KB-7F69
S168 Fix 3 Root Causes + Automation Gaps Report
4 min read Revision 1
reports168chaoscountingrunnerdieu26dieu312026-03-26
S168 — Fix 3 Root Causes + Automation Gaps Report
Date: 2026-03-26 | Agent: Claude CLI (claude-go) PR: #638 (MERGED) | Post-deploy verified: 2026-03-26T11:06 UTC
Phase A: Counting Integrity
A1: verify_counts() crash fix
- Before: ERROR: column "code" does not exist (species_collection_map)
- Root cause: meta_catalog.code_column = 'code' but table uses 'species_code'
- Fix: Updated code_column + hardened function to check column existence
- After: Returns 23 rows, no crash. 1 MISMATCH (CAT-023 birth_registry live drift).

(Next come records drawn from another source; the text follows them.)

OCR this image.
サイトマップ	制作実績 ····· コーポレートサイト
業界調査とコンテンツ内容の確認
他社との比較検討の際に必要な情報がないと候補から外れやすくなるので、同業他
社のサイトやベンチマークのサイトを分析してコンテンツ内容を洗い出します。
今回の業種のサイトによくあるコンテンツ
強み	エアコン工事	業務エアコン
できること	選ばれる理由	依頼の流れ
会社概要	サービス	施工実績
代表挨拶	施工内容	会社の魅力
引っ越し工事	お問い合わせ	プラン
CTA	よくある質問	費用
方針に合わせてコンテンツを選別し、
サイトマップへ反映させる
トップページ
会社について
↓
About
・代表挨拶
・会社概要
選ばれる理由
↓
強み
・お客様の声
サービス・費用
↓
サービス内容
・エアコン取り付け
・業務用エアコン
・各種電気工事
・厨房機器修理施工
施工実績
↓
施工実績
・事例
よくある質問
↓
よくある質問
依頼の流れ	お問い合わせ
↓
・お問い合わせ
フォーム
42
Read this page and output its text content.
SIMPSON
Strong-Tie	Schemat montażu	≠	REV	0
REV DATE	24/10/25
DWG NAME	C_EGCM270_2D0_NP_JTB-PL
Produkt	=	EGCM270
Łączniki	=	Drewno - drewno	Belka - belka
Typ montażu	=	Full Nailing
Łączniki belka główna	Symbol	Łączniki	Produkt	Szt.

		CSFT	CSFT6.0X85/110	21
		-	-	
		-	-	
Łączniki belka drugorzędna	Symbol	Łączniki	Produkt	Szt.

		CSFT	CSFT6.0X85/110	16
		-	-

A2: D26 measurements invisible to runner
- Before: MSR-D26-001/002/004 method=1, runner only loads method=2
- Fix: Updated to method=2, target_type='pg_query'
- After: Runner loads 13 measurements (was 10). D26 checks execute.
A3: CAT-ALL drift investigation
- CAT-ALL = 19603, atom_sum = 19504, delta = 99
- Root cause: birth_registry (CAT-023) count drifts due to live traffic
- verify_counts() shows: stored=17635, live=18570 (ongoing inserts)
- Not a bug - live system behavior. Count refresh would need to run more often.
Phase B: Runner/Cron Operability
B1: Cron env wiring
- Before: Reads PG_USER/PG_DATABASE (don't exist in .env), falls back to defaults
- Fix: Hardcode directus user/db, read only PG_PASSWORD from .env
- After: DATABASE_URL correctly constructed
B2: Watchdog hard fail
- Before: Missing token -> exit 0 (silent skip)
- Fix: Missing token -> exit 1 (hard failure with alert message)
- After: Verified: empty token = exit 1
B3: Independent scanner cron
- Before: No separate scanner cron
- Fix: Added scanner-counts.sh (verify_counts via docker exec, every 3h)
- After: crontab shows 3 entries: integrity/6h, watchdog/1h, scanner/3h
B4: meta_catalog cleanup path
- Not attempted - deprecate_entity()/retire_entity() investigation deferred to future session.
Phase C: Validation Order
C1: DOT:UNKNOWN DEFAULT fix
- Before: DEFAULT 'DOT:UNKNOWN' rejected by fn_validate_dot_origin (not pipe-separated)
- Fix: Changed DEFAULT to 'DIRECTUS' (whitelisted prefix, no pipe check)
- After: New records get valid _dot_origin automatically
Post-Deploy Production Evidence
Health
{"status":"healthy","data_integrity":{"document_count":593,"ratio":1.48,"sync_status":"ok"}}
System Issues
{"totals":{"all":3,"critical":2,"warning":1}}
- #2157: Watchdog beacon (by design)
- #2763: 1 Gemini chaos residue CHAOS-R3-GEM-SRC (per mission: do not delete)
- #3338: verify_counts 1 mismatch (birth_registry live drift)
Crontab
0 */6 * * * .../cron-integrity.sh (Dieu 31 runner)
0 * * * * .../watchdog-monitor.sh (watchdog)
0 */3 * * * .../scanner-counts.sh (D26 scanner)
Scanner Run (s168-final)
Loaded 13 measurements (was 10)
PASS: 10 | FAIL: 2 | ERROR: 0
Pass Rate: 83.3% (10/12)
Gemini Residue Status
1 record: entity_dependencies id=353 (CHAOS-R3-GEM-SRC -> CHAOS-R3-GEM-TGT). NOT deleted per mission constraint.
Self Check
| # | Item | Status |
|---|---|---|
| 1 | verify_counts() runs on production? | DAT (23 rows) |
| 2 | D26 checks in runner log? | DAT (MSR-D26-001/002/004) |
| 3 | Cron env correct, no fallback? | DAT |
| 4 | Watchdog hard fail on missing token? | DAT |
| 5 | Scanner cron entry exists? | DAT (0 */3 * * *) |
| 6 | Smoke test? | N/A (script not on VPS) |
| 7 | Production URLs verified? | DAT |
| 8 | PR merged (4 GREEN, no --admin)? | DAT (#638) |
| 9 | Report uploaded? | DAT |
| 10 | Gemini residue documented? | DAT |
S168 DONE. 3 root causes fixed. Runner 10→13 measurements. Cron 2→3 entries.